What is there not to like [about UofT’s Statistics program]? [...] Anytime I had a question, I knew that I could answer it myself based on what I learned from the program.
UofT Statistical Sciences: What does your workday usually look like?
As a digital analyst, I get to be part of the initial planning of campaigns through to the optimization process when the marketing campaign is live.
What I really like about my job is transforming data into insights that guides strategy of planning a campaign to ensure that we’re reaching the right customers. I also build systems that automate the data flow so we know in real time what is happening. The digital landscape provides a water hose of data. There’s so much data to work with. So, that’s where I come in.
For example, if a client wants to know how to reach a certain type of audience, I offer guidance on what types of data they should invest in or how that information can be derived by utilizing an existing data set. For example, if it’s a remarketing campaign, I would need to develop a tagging strategy to track website visits. This enables us to see the types of people who are interested in the brand so we can target them with our campaigns.
At the end of the campaign, I perform a full analysis of performance: figuring out how we can improve our systems, our key takeaways and if we have reached our goals.
Some of the projects I worked on involved forecasting which requires more advanced statistical skills. I’m finding that a lot of businesses are moving in that direction and are looking for people with this type of data science skill set.
What motivates you to do what you do?
It’s the opportunity to offer new solutions to research. As a Data Strategist, we are the first to have access to any data that gets created. It’s like being a fashion designer and having access to the newest textiles in the market. It’s really interesting to figure out how to process and mine the data, and figure out a way to use it.
Learning the fundamental theories and understanding the math will help you develop your thinking. That, combined with an eagerness to learn, sets you up for success in solving any problem.
How did you become interested in Statistical Sciences?
What I was really good at was analytical chemistry so that kind of opened the door to statistics. What I thought was, if you’re good at it, why not give it a try?
What specifically did you like about the statistics program at U of T?
What is there not to like? I love the fact that we had to learn coding. In the first year we had to take a computer science course that had nothing to do with statistics. It was where we got to learn Python. I had a lot of fun with problem solving and gained experience from doing the assignments.

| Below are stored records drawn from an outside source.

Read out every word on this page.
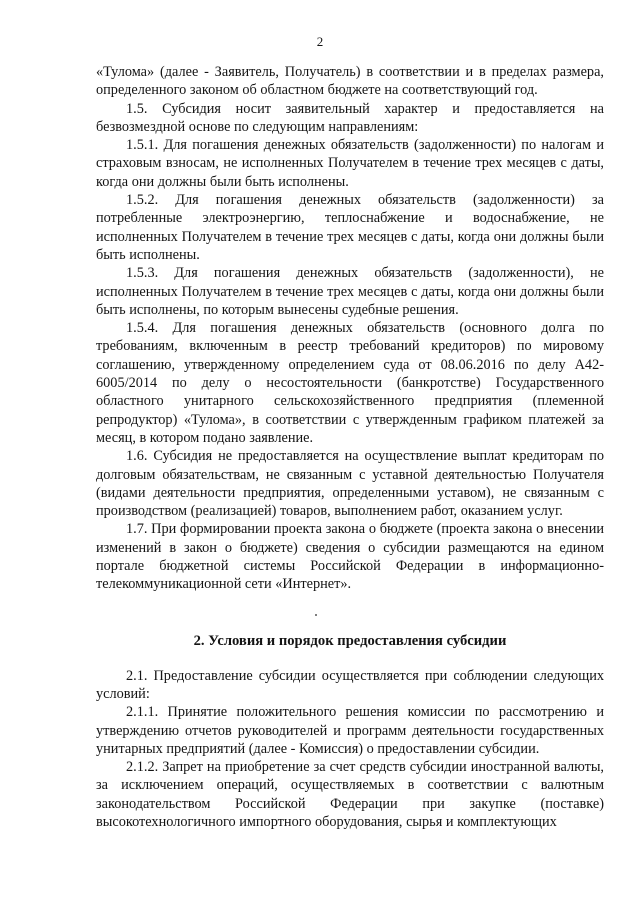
2

«Тулома» (далее - Заявитель, Получатель) в соответствии и в пределах размера, определенного законом об областном бюджете на соответствующий год.

1.5. Субсидия носит заявительный характер и предоставляется на безвозмездной основе по следующим направлениям:

1.5.1. Для погашения денежных обязательств (задолженности) по налогам и страховым взносам, не исполненных Получателем в течение трех месяцев с даты, когда они должны были быть исполнены.

1.5.2. Для погашения денежных обязательств (задолженности) за потребленные электроэнергию, теплоснабжение и водоснабжение, не исполненных Получателем в течение трех месяцев с даты, когда они должны были быть исполнены.

1.5.3. Для погашения денежных обязательств (задолженности), не исполненных Получателем в течение трех месяцев с даты, когда они должны были быть исполнены, по которым вынесены судебные решения.

1.5.4. Для погашения денежных обязательств (основного долга по требованиям, включенным в реестр требований кредиторов) по мировому соглашению, утвержденному определением суда от 08.06.2016 по делу А42-6005/2014 по делу о несостоятельности (банкротстве) Государственного областного унитарного сельскохозяйственного предприятия (племенной репродуктор) «Тулома», в соответствии с утвержденным графиком платежей за месяц, в котором подано заявление.

1.6. Субсидия не предоставляется на осуществление выплат кредиторам по долговым обязательствам, не связанным с уставной деятельностью Получателя (видами деятельности предприятия, определенными уставом), не связанным с производством (реализацией) товаров, выполнением работ, оказанием услуг.

1.7. При формировании проекта закона о бюджете (проекта закона о внесении изменений в закон о бюджете) сведения о субсидии размещаются на едином портале бюджетной системы Российской Федерации в информационно-телекоммуникационной сети «Интернет».

2. Условия и порядок предоставления субсидии

2.1. Предоставление субсидии осуществляется при соблюдении следующих условий:

2.1.1. Принятие положительного решения комиссии по рассмотрению и утверждению отчетов руководителей и программ деятельности государственных унитарных предприятий (далее - Комиссия) о предоставлении субсидии.

2.1.2. Запрет на приобретение за счет средств субсидии иностранной валюты, за исключением операций, осуществляемых в соответствии с валютным законодательством Российской Федерации при закупке (поставке) высокотехнологичного импортного оборудования, сырья и комплектующих
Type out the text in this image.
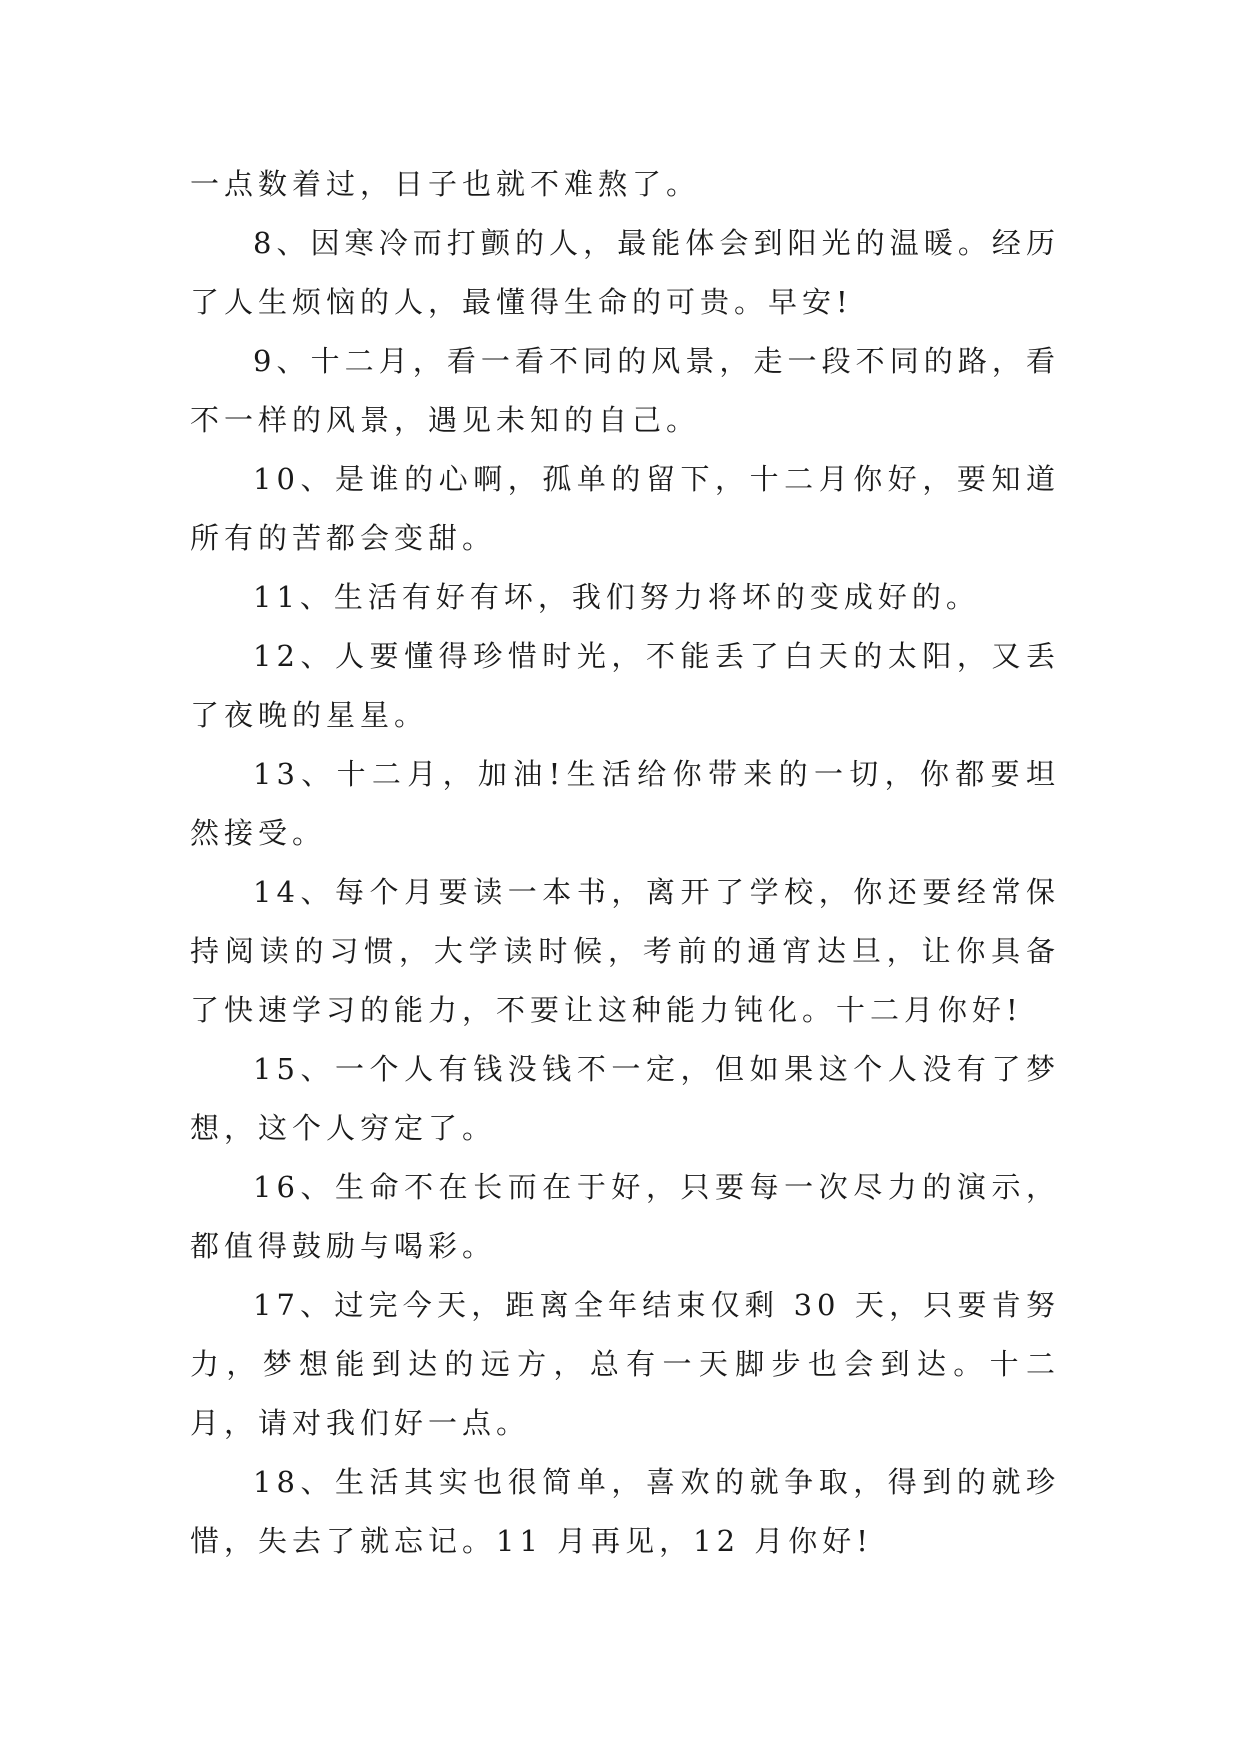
一点数着过，日子也就不难熬了。

8、因寒冷而打颤的人，最能体会到阳光的温暖。经历了人生烦恼的人，最懂得生命的可贵。早安!

9、十二月，看一看不同的风景，走一段不同的路，看不一样的风景，遇见未知的自己。

10、是谁的心啊，孤单的留下，十二月你好，要知道所有的苦都会变甜。

11、生活有好有坏，我们努力将坏的变成好的。

12、人要懂得珍惜时光，不能丢了白天的太阳，又丢了夜晚的星星。

13、十二月，加油!生活给你带来的一切，你都要坦然接受。

14、每个月要读一本书，离开了学校，你还要经常保持阅读的习惯，大学读时候，考前的通宵达旦，让你具备了快速学习的能力，不要让这种能力钝化。十二月你好!

15、一个人有钱没钱不一定，但如果这个人没有了梦想，这个人穷定了。

16、生命不在长而在于好，只要每一次尽力的演示，都值得鼓励与喝彩。

17、过完今天，距离全年结束仅剩 30 天，只要肯努力，梦想能到达的远方，总有一天脚步也会到达。十二月，请对我们好一点。

18、生活其实也很简单，喜欢的就争取，得到的就珍惜，失去了就忘记。11 月再见，12 月你好!
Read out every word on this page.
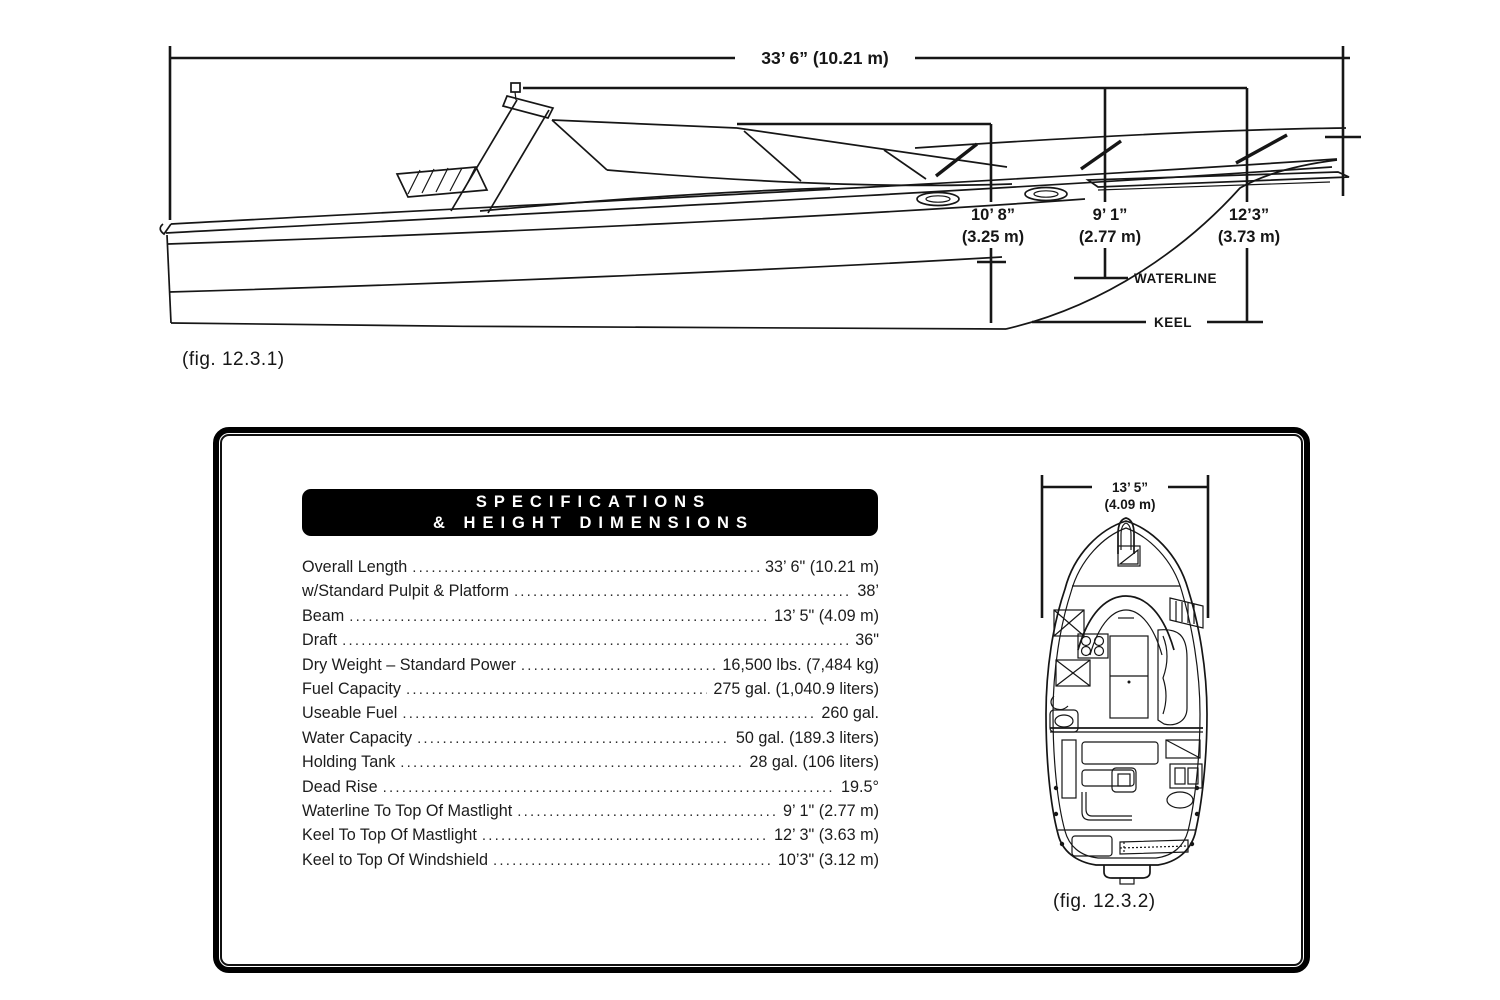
33’ 6” (10.21 m)
10’ 8”
(3.25 m)
9’ 1”
(2.77 m)
12’3”
(3.73 m)
WATERLINE
KEEL
(fig. 12.3.1)
SPECIFICATIONS
& HEIGHT DIMENSIONS
Overall Length .....	33’ 6" (10.21 m)
w/Standard Pulpit & Platform .....	38’
Beam .....	13’ 5" (4.09 m)
Draft .....	36"
Dry Weight – Standard Power .....	16,500 lbs. (7,484 kg)
Fuel Capacity .....	275 gal. (1,040.9 liters)
Useable Fuel .....	260 gal.
Water Capacity .....	50 gal. (189.3 liters)
Holding Tank .....	28 gal. (106 liters)
Dead Rise .....	19.5°
Waterline To Top Of Mastlight .....	9’ 1" (2.77 m)
Keel To Top Of Mastlight .....	12’ 3" (3.63 m)
Keel to Top Of Windshield .....	10’3" (3.12 m)
13’ 5”
(4.09 m)
(fig. 12.3.2)
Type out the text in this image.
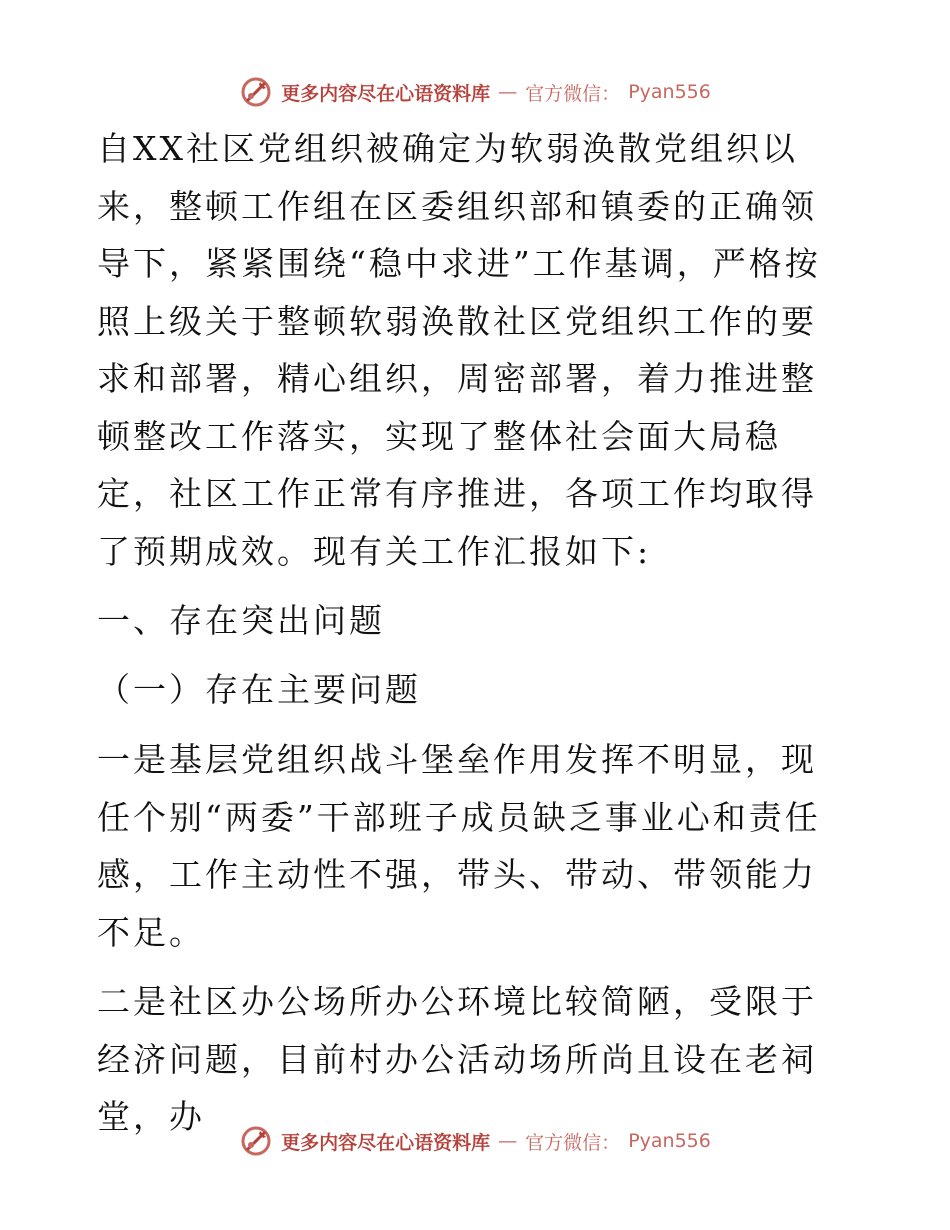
更多内容尽在心语资料库 — 官方微信： Pyan556

自XX社区党组织被确定为软弱涣散党组织以来，整顿工作组在区委组织部和镇委的正确领导下，紧紧围绕“稳中求进”工作基调，严格按照上级关于整顿软弱涣散社区党组织工作的要求和部署，精心组织，周密部署，着力推进整顿整改工作落实，实现了整体社会面大局稳定，社区工作正常有序推进，各项工作均取得了预期成效。现有关工作汇报如下:

一、存在突出问题

（一）存在主要问题

一是基层党组织战斗堡垒作用发挥不明显，现任个别“两委”干部班子成员缺乏事业心和责任感，工作主动性不强，带头、带动、带领能力不足。

二是社区办公场所办公环境比较简陋，受限于经济问题，目前村办公活动场所尚且设在老祠堂，办

更多内容尽在心语资料库 — 官方微信： Pyan556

What sets your research apart is your curiosity, which will guide you through the analysis and motivate you to overcome any challenges you come across. Anytime I had a question, I knew that I could answer it myself based on what I learned from the program.
Towards the end of my program, I took a Statistics collaboration course (STA490Y1), where I collaborated with a graduate student on a research project. It was a lot of fun working as a statistician in a research group, finding solutions to messy data and building a predictive model. That was a great learning experience for me and I will always recommend it.
Are there any lessons you’ve learned during your studies that are still valuable to you in your career today?
What I liked about my education at U of T is that I was able to build a solid theoretical understanding of statistics. Learning the fundamental theories and understanding the math will help you develop your thinking. That, combined with an eagerness to learn, sets you up for success in solving any problem. And who would have thought that taking a coding course would be so valuable in today’s job market?
Do you have any advice for students trying to kick-start their career after coming out of this program?
Just keep learning and building your skill set. And don’t be afraid to take some time off to think about what you want because, once you get your first job and a company that sees your value, it’s only going to go up and it’s going to go up really fast. After I finished my first internship, I didn’t have to apply for any other job, companies reached out.
What do you do outside of work, and how do you balance work with personal life?
Outside of work, I go to the gym, I paint, and sew. My job can be stressful, so working out helps train my brain to think and to be focused on one thing versus being scatter-brained with all the data details of my current project.